Researchers at Westlake University’s Center of Artificial Photosynthesis for Solar Fuels have developed a more efficient method for photoelectrochemical (PEC) water splitting, offering a promising avenue for converting solar energy into hydrogen energy.

Monoclinic bismuth vanadate (BiVO₄) is an attractive and widely researched photoanode material for solar water splitting, owing to significant factors such as an appropriate band gap and light absorption, a matching band edge for water splitting, a long carrier lifetime, nontoxicity, and low cost. However, the PEC water splitting performance of the pristine BiVO4 photoanode is largely hampered by its short electron-diffusion length and sluggish water oxidation kinetics. 

In a first-of-its-kind study, the researchers have demonstrated that the Cs⁺-dependent surface reconstruction and passivation of BiVO₄ photoanodes dramatically enhanced PEC water oxidation, presenting a new strategy for improving the catalytic activity and stability of water oxidation photoanodes.

Moreover, results obtained from this work extend the understanding of the Cs⁺ chemistry and the effects of redox-inert cations in electrochemical and PEC reactions.

The research findings have been recently published in the JACS Au. Prof. Biaobiao Zhang of CAP for Solar Fuels @Westlake University is the corresponding author of this study titled “Surface Reconstruction and Passivation of BiVO₄ Photoanodes Depending on the ‘Structure Breaker’ Cs⁺.”

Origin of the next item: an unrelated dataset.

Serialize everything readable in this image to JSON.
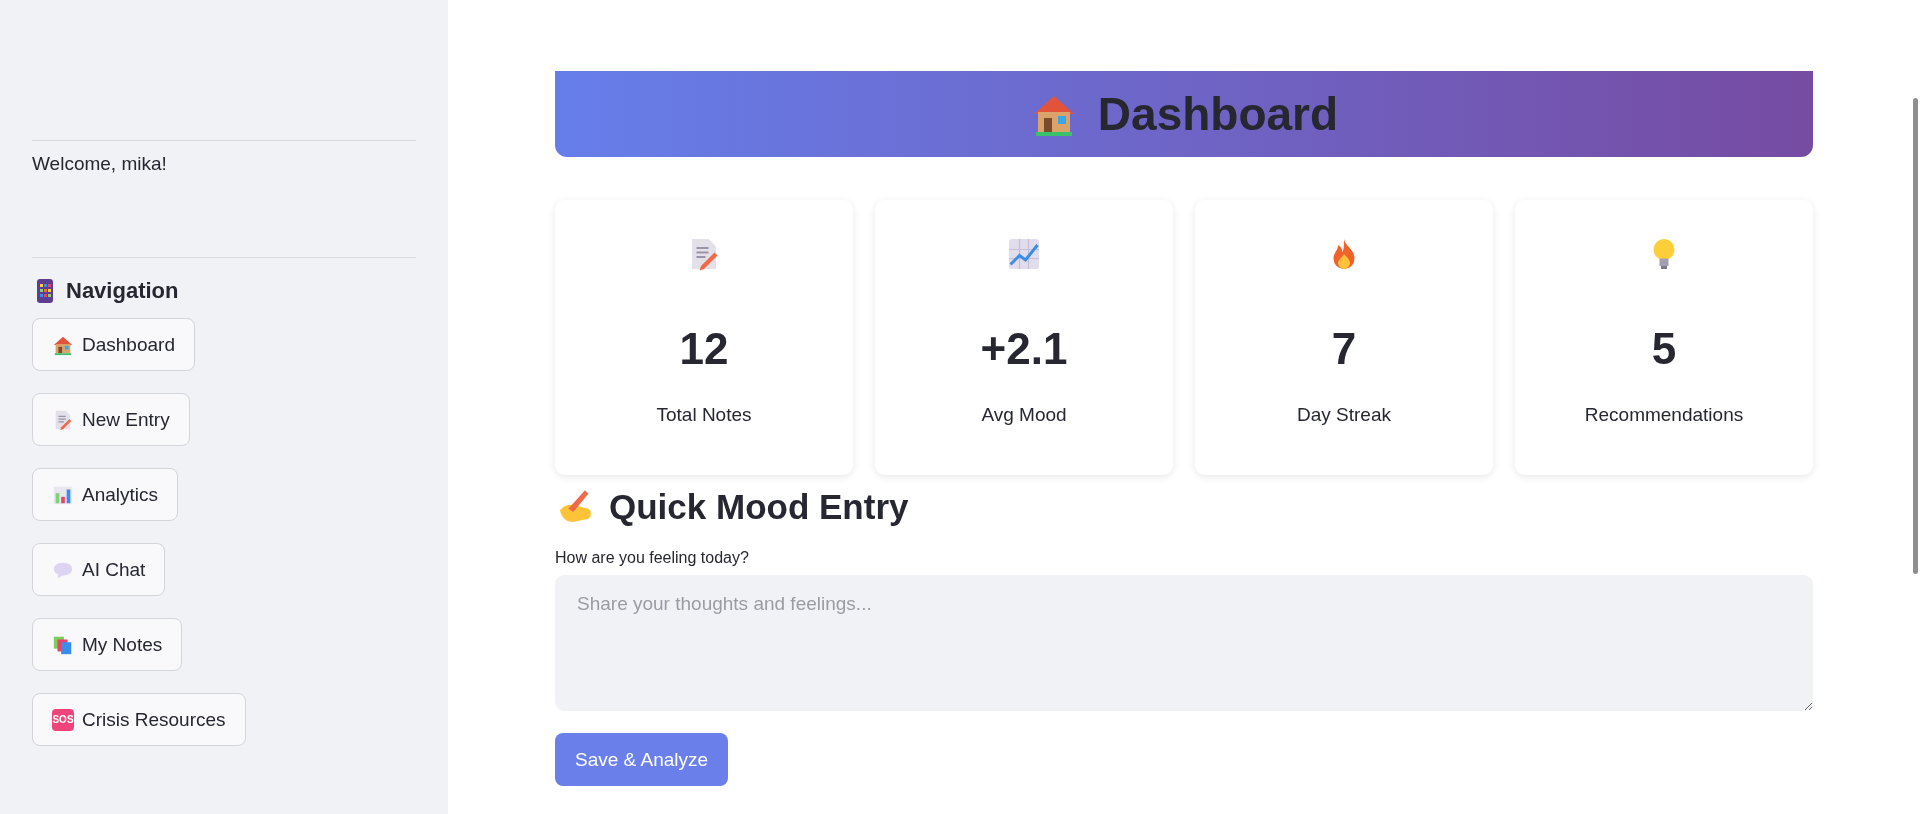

(Illustration of the proposed mechanism for the PEC performance promotion of Cs-BiVO4 due to the CsBiVO amorphous thin layer.)

To investigate the Cs⁺-dependent PEC activation, the researchers conducted control experiments, physical characterization studies, carrier dynamics studies, dark electrochemical analyses, and density functional theory (DFT) calculations.

Since the PEC water oxidation takes place at the BiVO₄ photoanode–electrolyte interfaces, cations in the electrolyte may interact with the surface high-valent bismuth–oxygen and vanadium–oxygen species. So, the PEC performance is indeed dependent on both the electrode and the electrolyte.

Notably, Cs⁺ possesses the largest ionic radius among the nonradiative cations. However, until now, it had not been explored whether the PEC water splitting of the photoanode could be improved by the effects of Cs⁺ at the photoanode-electrolyte interfaces.

As the researchers sought to address this gap, they found that the remarkable improvement in PEC water oxidation was attributed to the formation of a functional Cs⁺-doped bismuth vanadium oxide amorphous thin layer (denoted as the CsBiVO layer) on the BiVO₄ surface via a surface reconstruction process that relies on the presence of Cs⁺ in the electrolyte. 

The researchers believe that their new strategy to improve the catalytic activity and stability of water oxidation photoanodes could assist in converting solar energy into hydrogen energy more efficiently, making a valuable contribution to the world's shift to clean energy in the face of global warming.